基于视觉变压器的超声定位显微微泡自动识别。

超声定位显微镜（ULM）突破了声学衍射极限，彻底改变了微血管成像。然而，不同的ULM工作流程在很大程度上依赖于不同的先验知识，例如脉冲响应和参数的经验选择（例如，每帧M的微泡数量（mb）），或者基于深度学习（DL）的研究中训练测试数据集的一致性。我们在此提出一个通用的ULM管道，减少先验。我们的方法利用DL模型，该模型同时提取微泡信号并减少每帧的斑点，而无需估计脉冲响应和m。我们的方法具有有效的通道注意力视觉转换器（ViT）和渐进式学习策略，使其能够通过逐渐增加的斑块大小的训练来学习全局信息。利用k-Wave工具箱生成了大量的合成数据来模拟各种MB模式，从而克服了标记数据的不足。采用标准径向对称方法对ViT输出进行亚像素定位。我们的方法在模型不可见的公共数据集上表现良好：一个具有基本事实的计算机数据集和四个小鼠肿瘤、大鼠脑、大鼠脑丸和大鼠肾的体内数据集。我们的管道优于传统的ULM，在60 dB到10 dB的信噪比范围内，实现了更高的阳性预测值（DL精度，0.88-0.41 vs 0.83-0.16）和更高的精度（均方根误差：0.25-0.14 λ vs 0.31-0.13 λ）。我们的模型可以在不同的体内数据集中检测到更多的血管，同时达到与标准方法相当的分辨率。所提出的基于vit的模型与最先进的下游ULM步骤无缝集成，在没有先验的情况下提高了ULM的整体性能。

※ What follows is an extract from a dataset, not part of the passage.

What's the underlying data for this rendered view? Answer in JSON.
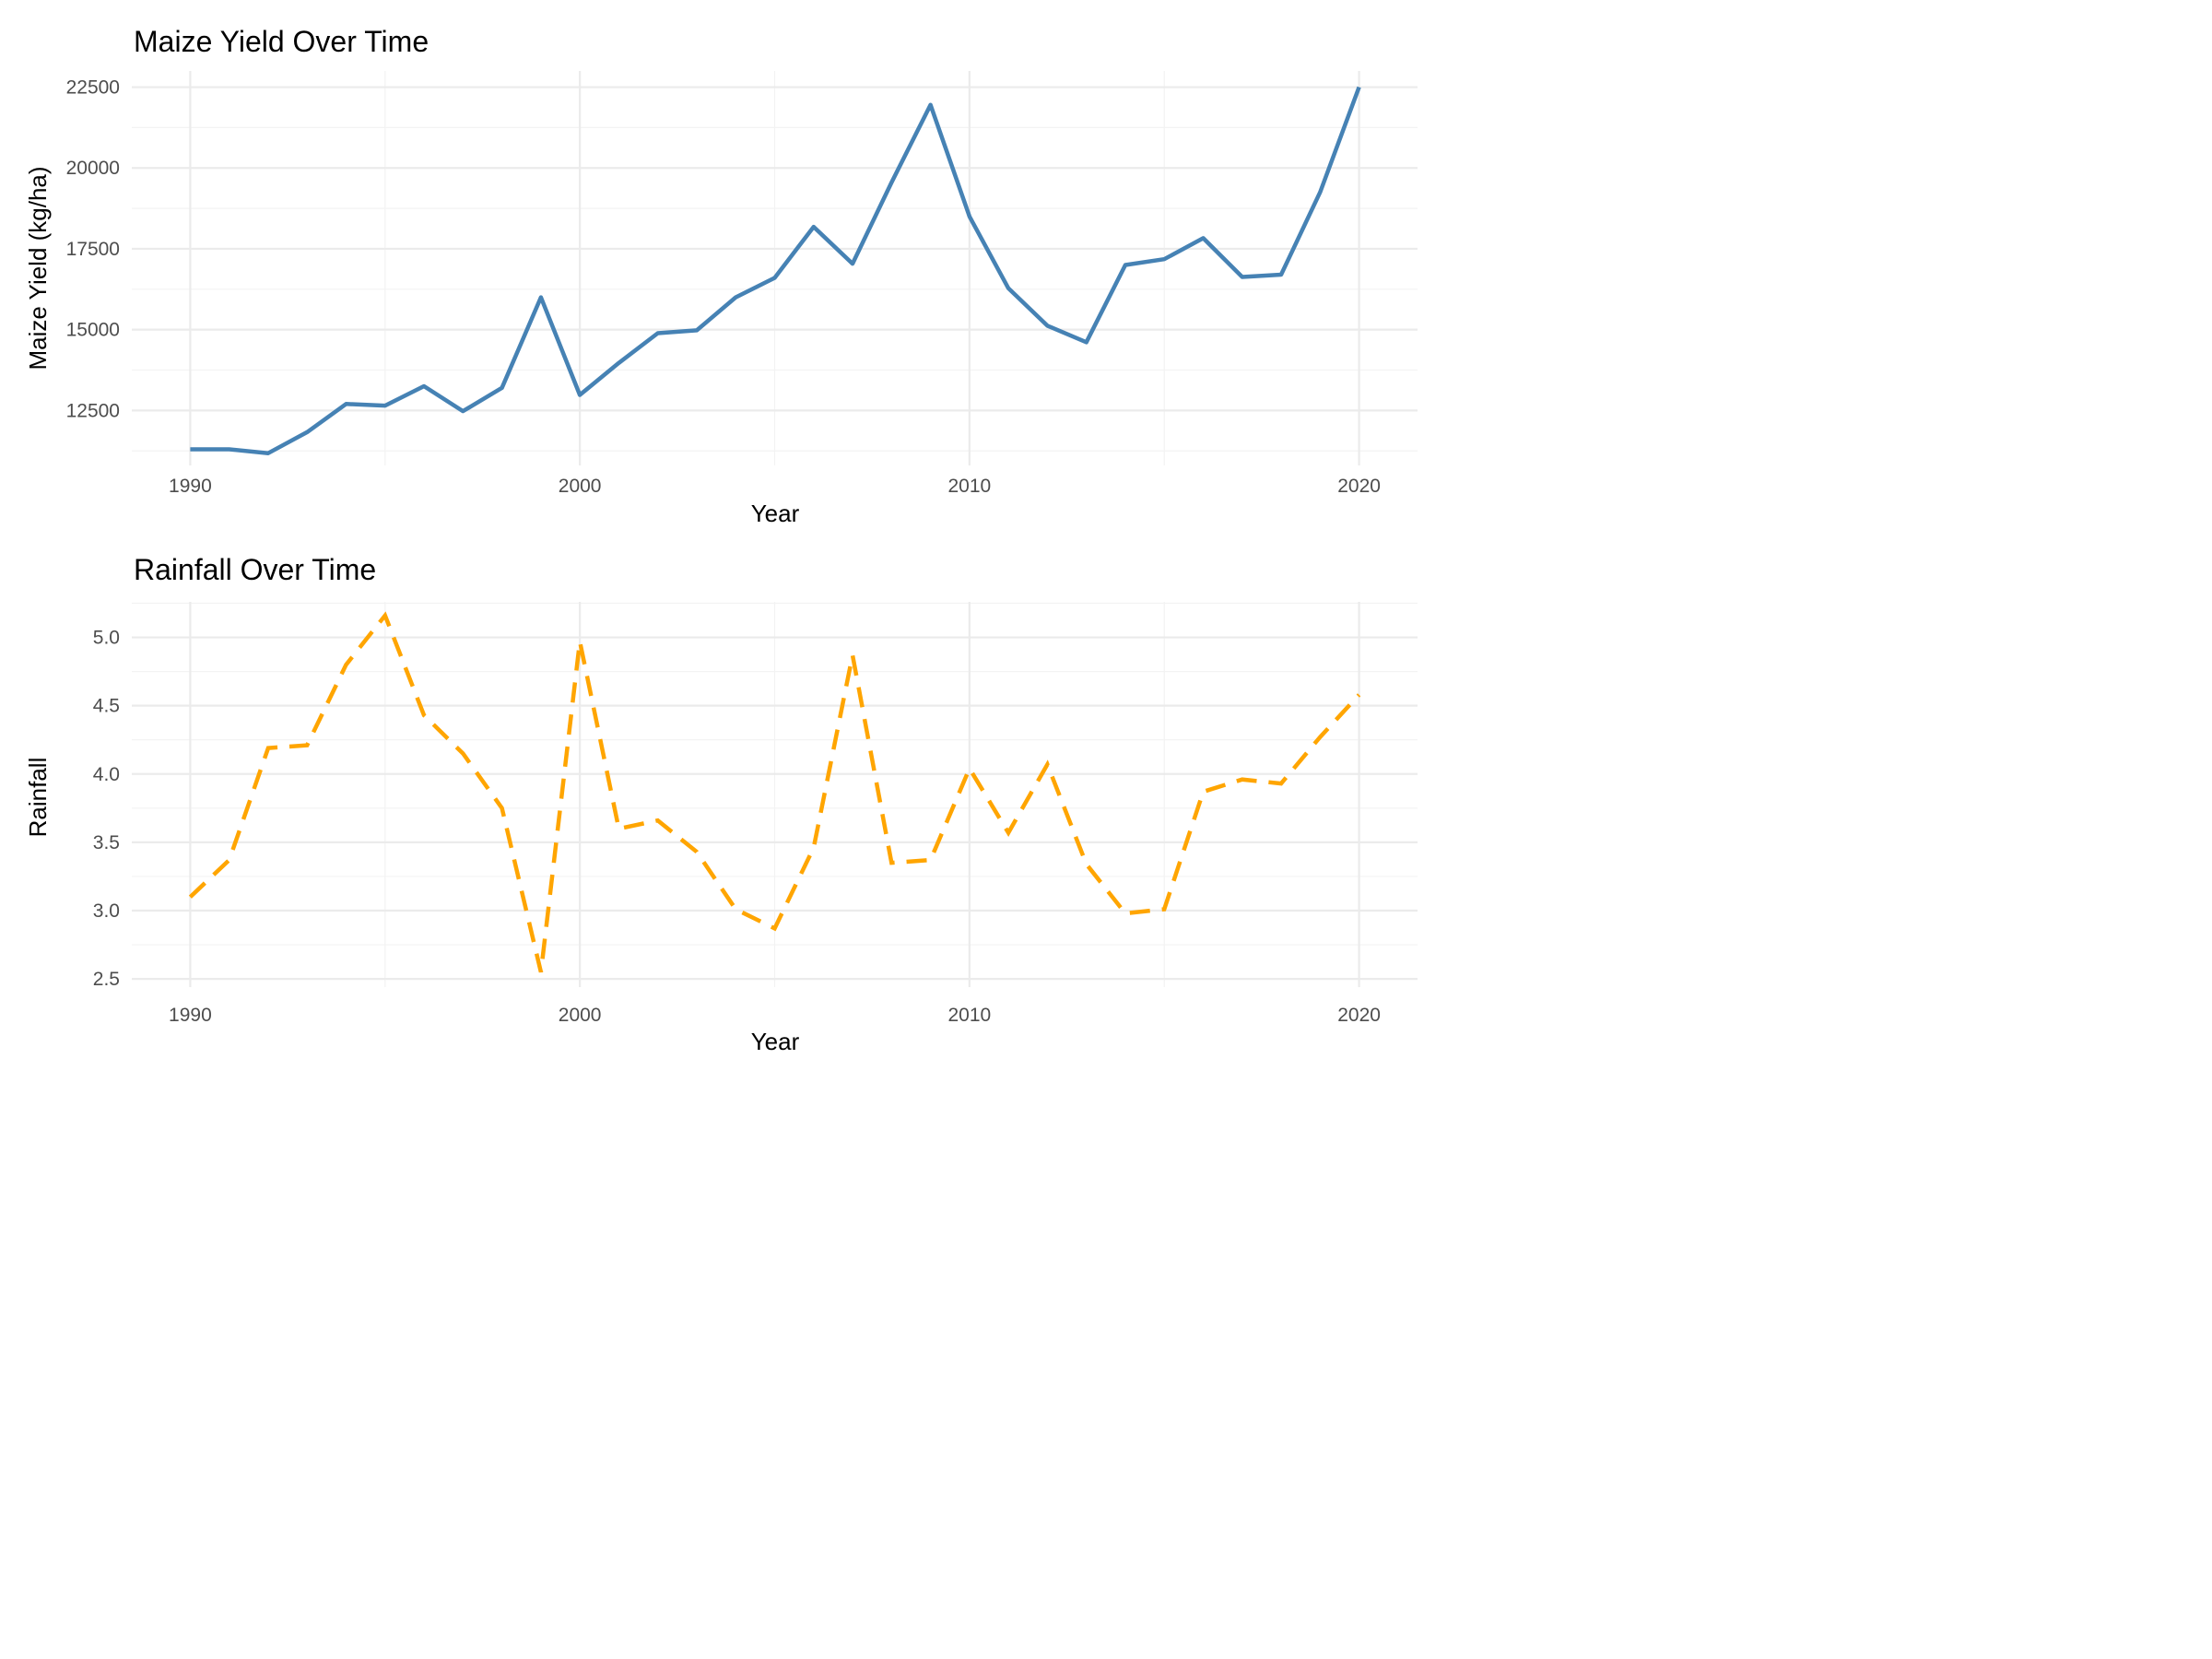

本文章由计算机程序翻译，如有差异，请以英文原文为准。

求助全文

约1分钟内获得全文求助全文

来源期刊

IEEE transactions on ultrasonics, ferroelectrics, and frequency control 工程技术-工程：电子与电气

CiteScore

7.70

自引率

16.70%

发文量

583

审稿时长

4.5 months

期刊介绍： IEEE Transactions on Ultrasonics, Ferroelectrics and Frequency Control includes the theory, technology, materials, and applications relating to: (1) the generation, transmission, and detection of ultrasonic waves and related phenomena; (2) medical ultrasound, including hyperthermia, bioeffects, tissue characterization and imaging; (3) ferroelectric, piezoelectric, and piezomagnetic materials, including crystals, polycrystalline solids, films, polymers, and composites; (4) frequency control, timing and time distribution, including crystal oscillators and other means of classical frequency control, and atomic, molecular and laser frequency control standards. Areas of interest range from fundamental studies to the design and/or applications of devices and systems.